Бахтин взял стакан и в два глотка выпил чудовищно-крепкую смесь. — На луковичку.
Заел луком. И почувствовал, как тепло медленно разливается по всему телу.
— Посиди-ка, ваше благородие, на скамеечке, подожди.
До чего же радикальное лекарство — спирт. Выпил, и ушла внутренняя дрожь, исчезло напряжение, покой пришел, если возможно его появление в тюремной бане. Появился парикмахер, поставил рядом с Бахтиным его начищенные до матового блеска сапоги, голенища были обвернуты чистыми портянками. — Не знаю, как благодарить тебя, братец.
— Эх, господин коллежский советник, разве я для другого бы старался… Он не успел договорить, в баню вошел матрос. — Ну, чего расселся, вали…
— Пошел вон, болван, — спокойно, не поднимая головы, ответил Бахтин.
— Виноват, товарищ комиссар. — Матрос закрыл дверь. А тут и Литвин появился, с узлом в руках.
— Я, Александр Петрович, вам форменные суженки принес, да еще один китель. Бахтин одевался медленно.
— Ох и подтянуло вас, — срывающимся голосом сказал Орест.
Они вышли в коридор, где уже ждали Мартынов и Литвинов. — Поехали.

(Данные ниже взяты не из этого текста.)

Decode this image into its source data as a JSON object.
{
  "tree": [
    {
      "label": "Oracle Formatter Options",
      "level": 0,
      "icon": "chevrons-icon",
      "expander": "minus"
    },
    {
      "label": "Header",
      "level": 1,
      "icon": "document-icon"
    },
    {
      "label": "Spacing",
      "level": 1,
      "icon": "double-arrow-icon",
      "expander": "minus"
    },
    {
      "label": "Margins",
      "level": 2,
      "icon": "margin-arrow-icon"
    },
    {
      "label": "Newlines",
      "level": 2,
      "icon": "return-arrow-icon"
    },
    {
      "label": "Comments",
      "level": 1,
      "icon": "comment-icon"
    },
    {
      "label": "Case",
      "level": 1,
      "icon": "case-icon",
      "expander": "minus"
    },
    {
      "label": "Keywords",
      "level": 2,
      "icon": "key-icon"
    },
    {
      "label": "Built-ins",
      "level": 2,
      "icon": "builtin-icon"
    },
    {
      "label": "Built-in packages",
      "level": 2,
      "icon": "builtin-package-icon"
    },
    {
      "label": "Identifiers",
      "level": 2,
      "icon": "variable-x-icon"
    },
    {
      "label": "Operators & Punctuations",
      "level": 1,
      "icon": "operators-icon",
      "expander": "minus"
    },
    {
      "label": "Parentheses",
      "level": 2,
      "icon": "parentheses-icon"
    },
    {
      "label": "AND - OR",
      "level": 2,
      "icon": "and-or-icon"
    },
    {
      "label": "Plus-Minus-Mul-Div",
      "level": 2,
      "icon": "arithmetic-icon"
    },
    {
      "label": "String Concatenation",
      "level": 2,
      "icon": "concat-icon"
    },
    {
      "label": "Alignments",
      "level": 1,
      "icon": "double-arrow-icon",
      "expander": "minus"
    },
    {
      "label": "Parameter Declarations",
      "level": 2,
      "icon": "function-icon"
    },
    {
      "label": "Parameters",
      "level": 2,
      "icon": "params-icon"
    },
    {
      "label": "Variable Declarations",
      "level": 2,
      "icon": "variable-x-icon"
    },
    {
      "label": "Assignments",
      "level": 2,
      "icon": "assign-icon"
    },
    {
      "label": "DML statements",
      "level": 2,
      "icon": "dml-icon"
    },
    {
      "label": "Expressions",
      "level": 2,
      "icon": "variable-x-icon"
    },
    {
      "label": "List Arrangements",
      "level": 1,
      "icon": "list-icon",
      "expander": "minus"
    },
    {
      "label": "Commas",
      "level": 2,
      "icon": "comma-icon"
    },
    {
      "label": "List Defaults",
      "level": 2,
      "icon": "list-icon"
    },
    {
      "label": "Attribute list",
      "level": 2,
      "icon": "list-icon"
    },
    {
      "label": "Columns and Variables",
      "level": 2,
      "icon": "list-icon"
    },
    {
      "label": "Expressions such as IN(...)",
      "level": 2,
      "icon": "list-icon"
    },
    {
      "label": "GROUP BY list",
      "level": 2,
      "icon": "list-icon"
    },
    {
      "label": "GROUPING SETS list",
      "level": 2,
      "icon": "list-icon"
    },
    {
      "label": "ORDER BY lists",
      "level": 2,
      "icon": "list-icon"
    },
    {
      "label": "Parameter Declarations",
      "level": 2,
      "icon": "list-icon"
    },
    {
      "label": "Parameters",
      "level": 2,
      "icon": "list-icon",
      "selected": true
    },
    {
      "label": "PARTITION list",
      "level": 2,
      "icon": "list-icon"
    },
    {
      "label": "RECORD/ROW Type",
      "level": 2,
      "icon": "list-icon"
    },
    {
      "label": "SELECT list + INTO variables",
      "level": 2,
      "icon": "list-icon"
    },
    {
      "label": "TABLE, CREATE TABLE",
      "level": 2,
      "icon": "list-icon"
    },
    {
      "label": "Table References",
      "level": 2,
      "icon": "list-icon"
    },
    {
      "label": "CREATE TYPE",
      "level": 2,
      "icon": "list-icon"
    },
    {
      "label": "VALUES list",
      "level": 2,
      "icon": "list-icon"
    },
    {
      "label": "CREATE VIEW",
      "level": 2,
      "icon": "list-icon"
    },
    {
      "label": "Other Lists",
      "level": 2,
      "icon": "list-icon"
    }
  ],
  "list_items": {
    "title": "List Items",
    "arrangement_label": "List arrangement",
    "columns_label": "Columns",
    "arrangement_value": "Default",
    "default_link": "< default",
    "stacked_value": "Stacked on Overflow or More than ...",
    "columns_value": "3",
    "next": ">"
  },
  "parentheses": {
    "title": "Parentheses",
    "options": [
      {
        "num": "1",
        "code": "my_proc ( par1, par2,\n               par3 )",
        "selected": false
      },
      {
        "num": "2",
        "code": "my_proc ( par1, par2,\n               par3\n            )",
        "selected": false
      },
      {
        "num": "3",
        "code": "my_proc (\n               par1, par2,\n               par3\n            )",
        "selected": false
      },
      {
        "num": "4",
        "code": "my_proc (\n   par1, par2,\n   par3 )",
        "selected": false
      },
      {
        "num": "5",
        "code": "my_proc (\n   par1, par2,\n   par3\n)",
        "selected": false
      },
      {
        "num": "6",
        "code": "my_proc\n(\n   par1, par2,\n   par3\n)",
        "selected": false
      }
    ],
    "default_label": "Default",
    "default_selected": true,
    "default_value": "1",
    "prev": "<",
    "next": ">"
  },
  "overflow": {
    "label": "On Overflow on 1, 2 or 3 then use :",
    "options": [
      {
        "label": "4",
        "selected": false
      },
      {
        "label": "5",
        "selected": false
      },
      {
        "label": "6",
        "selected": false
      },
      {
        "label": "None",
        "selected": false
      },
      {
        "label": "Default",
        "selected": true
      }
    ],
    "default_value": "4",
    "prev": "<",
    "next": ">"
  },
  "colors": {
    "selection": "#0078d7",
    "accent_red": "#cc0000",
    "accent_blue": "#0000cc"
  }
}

За спиной его лязгнул запор тюрьмы. И он оказался на улице, заснеженной и темной. Ни одного фонаря не горело ни на Лесной, ни на Долгоруковской.
— Значит, так, Александр Петрович, мы сейчас вас домой завезем, а потом я на минутку в ЧК и сразу к вам, — улыбнулся Мартынов.
— А вы меня так и не признали. — Литвинов открыл дверь машины. — Почему же? Париж. Улица Венеции. Кабачок. — Вы тогда нам очень помогли.
— Не надо никаких иллюзий на мой счет, — садясь в авто, ответил Бахтин, — я помогал не социалистам, а своему однокашнику по кадетскому корпусу.
Мотор тронулся, подпрыгивая на снежных ухабах. Мимо плыли темные дома Долгоруковской, промелькнули купола Страстного монастыря, вот и Большая Дмитровка. Авто затормозило в Камергерском.
— Ждите, — крикнул Мартынов, и машина скрылась в темноте. На лестнице Бахтин спросил: — Орест, лишнее оружие есть?
И почувствовал, как в карман опустилось что-то тяжелое. — Наган?
— Нет, кольт, двенадцать патронов в обойме и две запасных.
Бахтин нащупал холодную рубчатую рукоятку, и прежняя уверенность вернулась к нему.
Их встретил Кузьмин. И встреча эта была нежна и прекрасна. Кузьмин посмотрел на друга и ничего не сказал. Но по его лицу Бахтин понял все.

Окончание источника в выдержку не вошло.